Annuities behave differently from other investments in some respects. They're essentially a mutant form of life insurance, designed to provide an income for as long as you live instead of a lump sum when you die. You can buy one with a single payment or pay into it for years as you would with an IRA or 401(k). They typically cost more than other investments and have lower returns. Fixed annuities provide a straightforward, contractually guaranteed income. Variable annuities trade that certainty for higher returns, investing in mutual funds or other mainstream products that can go up or down in value.

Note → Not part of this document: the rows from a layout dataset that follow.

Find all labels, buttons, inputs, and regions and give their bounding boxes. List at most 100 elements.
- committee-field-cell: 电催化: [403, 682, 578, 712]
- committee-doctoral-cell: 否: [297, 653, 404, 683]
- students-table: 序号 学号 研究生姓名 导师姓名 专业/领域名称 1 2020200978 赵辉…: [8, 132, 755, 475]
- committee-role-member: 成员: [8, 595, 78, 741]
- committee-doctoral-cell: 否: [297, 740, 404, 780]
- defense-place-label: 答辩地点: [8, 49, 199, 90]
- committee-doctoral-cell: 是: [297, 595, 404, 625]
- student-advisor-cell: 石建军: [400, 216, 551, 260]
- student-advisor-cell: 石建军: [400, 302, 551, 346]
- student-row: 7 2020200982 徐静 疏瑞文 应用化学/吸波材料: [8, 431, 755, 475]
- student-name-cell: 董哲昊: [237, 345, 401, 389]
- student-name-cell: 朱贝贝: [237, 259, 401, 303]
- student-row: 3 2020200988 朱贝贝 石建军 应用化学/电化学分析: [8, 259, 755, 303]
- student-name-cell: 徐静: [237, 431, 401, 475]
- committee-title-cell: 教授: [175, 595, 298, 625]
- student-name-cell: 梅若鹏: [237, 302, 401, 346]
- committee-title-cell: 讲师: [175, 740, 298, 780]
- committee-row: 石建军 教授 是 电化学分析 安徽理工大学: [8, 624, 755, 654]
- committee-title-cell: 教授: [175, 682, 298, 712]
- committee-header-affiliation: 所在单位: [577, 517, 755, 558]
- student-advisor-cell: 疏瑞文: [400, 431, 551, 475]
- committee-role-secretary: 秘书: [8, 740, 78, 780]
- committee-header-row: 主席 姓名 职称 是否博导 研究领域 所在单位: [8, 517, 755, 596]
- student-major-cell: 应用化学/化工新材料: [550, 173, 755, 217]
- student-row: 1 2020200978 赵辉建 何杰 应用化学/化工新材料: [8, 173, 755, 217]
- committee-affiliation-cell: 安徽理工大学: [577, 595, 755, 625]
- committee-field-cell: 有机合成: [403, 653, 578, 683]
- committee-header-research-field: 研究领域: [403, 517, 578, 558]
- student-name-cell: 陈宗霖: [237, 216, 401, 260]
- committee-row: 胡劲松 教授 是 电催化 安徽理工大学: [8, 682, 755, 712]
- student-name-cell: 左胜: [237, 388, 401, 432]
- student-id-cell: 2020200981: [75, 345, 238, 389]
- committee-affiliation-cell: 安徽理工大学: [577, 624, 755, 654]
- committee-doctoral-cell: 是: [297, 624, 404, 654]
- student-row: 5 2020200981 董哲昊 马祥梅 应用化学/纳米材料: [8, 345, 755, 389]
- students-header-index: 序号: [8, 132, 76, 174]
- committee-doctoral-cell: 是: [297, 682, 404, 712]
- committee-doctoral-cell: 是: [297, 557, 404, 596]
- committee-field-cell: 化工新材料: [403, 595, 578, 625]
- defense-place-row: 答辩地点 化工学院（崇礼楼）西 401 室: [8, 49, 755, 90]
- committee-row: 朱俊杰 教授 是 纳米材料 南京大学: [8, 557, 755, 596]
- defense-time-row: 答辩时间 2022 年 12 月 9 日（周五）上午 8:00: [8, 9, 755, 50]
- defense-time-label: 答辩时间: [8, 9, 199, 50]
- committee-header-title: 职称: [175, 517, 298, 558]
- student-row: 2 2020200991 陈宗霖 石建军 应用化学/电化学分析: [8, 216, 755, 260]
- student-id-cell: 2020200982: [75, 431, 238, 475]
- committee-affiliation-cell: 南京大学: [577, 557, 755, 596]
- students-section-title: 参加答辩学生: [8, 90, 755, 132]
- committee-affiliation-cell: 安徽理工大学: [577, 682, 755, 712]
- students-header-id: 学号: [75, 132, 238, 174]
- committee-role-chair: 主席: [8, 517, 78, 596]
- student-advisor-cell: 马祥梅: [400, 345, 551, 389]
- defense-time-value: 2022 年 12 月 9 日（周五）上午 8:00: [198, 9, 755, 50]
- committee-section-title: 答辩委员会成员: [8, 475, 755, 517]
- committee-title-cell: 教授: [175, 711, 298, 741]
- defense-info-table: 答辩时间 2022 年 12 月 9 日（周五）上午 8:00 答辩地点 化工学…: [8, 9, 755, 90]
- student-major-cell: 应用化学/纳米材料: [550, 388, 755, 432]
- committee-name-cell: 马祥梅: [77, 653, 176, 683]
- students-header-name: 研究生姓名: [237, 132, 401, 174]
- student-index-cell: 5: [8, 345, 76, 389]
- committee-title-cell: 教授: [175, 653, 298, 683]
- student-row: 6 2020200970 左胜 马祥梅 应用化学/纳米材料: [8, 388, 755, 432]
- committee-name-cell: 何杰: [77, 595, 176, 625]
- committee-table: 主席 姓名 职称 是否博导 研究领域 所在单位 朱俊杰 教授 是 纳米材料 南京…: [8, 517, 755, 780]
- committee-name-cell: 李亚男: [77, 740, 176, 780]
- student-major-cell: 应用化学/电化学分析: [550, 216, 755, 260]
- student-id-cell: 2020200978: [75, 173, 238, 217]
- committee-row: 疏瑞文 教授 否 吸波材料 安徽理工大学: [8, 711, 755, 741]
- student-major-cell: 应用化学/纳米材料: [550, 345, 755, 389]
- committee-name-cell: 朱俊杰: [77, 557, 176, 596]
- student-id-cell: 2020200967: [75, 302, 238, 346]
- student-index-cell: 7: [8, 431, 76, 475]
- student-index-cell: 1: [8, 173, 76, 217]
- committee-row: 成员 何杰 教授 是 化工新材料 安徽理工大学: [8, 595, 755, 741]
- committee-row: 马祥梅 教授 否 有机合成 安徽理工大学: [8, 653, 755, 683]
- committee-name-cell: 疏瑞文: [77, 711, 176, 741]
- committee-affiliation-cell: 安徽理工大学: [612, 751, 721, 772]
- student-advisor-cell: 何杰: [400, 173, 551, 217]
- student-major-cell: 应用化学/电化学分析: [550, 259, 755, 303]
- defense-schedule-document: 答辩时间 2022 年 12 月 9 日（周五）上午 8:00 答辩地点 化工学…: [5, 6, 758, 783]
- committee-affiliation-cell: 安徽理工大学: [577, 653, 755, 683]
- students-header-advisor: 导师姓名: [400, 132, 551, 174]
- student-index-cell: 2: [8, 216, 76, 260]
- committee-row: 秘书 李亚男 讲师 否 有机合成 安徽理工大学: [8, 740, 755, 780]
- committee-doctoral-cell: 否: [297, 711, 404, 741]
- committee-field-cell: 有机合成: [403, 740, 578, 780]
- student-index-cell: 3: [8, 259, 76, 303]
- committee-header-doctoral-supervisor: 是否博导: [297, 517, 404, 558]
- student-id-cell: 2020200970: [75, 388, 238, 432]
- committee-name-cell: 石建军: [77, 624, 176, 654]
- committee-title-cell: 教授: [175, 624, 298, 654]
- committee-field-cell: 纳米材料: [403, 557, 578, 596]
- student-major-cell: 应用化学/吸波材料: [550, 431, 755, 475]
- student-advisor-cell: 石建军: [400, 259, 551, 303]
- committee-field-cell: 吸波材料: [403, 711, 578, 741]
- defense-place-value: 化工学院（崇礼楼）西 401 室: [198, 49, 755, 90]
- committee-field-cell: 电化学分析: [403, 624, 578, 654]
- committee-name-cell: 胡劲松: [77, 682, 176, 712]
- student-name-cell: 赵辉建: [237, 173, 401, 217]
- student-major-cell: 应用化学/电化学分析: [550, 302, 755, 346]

Your 401(k) is a workplace savings plan, available in conventional and Roth versions. The conventional version allows you to deduct each year's contributions from your taxable income, while the Roth version uses after-tax dollars. However, your retirement income from a conventional plan is taxable, while the Roth plan's payouts are not. Employers often match your contribution to a 401(k), providing an increased return on your investment. Unlike an annuity, your 401(k) isn't an investment in itself. Instead, it's a sort of tax-exempt wrapper you can use to hold most investment products, including stocks, bonds, mutual funds and exchange-traded funds.
Pros and Cons
Your tax-advantaged investment comes at a cost since both annuities and 401(k) accounts typically have higher management costs than investing directly in stocks or funds. Annuities often have lower returns, as well as high costs. However, there's a limit to how much you can contribute to a 401(k), while annuities offer unlimited contributions. Control is another important consideration: Your employer calls the shots with your 401(k), while you make the decisions with an annuity. You must start drawing a specified minimum from a 401(k) at age 70 1/2, while a Roth 401(k) or annuity has no such restrictions.
The Right Choice
If you anticipate that your tax bracket is higher now than it will be in retirement, it makes sense to contribute to a conventional 401(k). You'll get a tax break now and pay at a lower rate when you withdraw. If the reverse is true, a Roth 401(k) might be a better choice. If your employer matches your contributions, that's a strong argument for a 401(k) over an annuity. However, if you contribute your maximum to the 401(k) and would like additional sheltered growth, an annuity might be a good choice. Funds in an annuity can also be paid directly to your named beneficiary after your death, bypassing probate.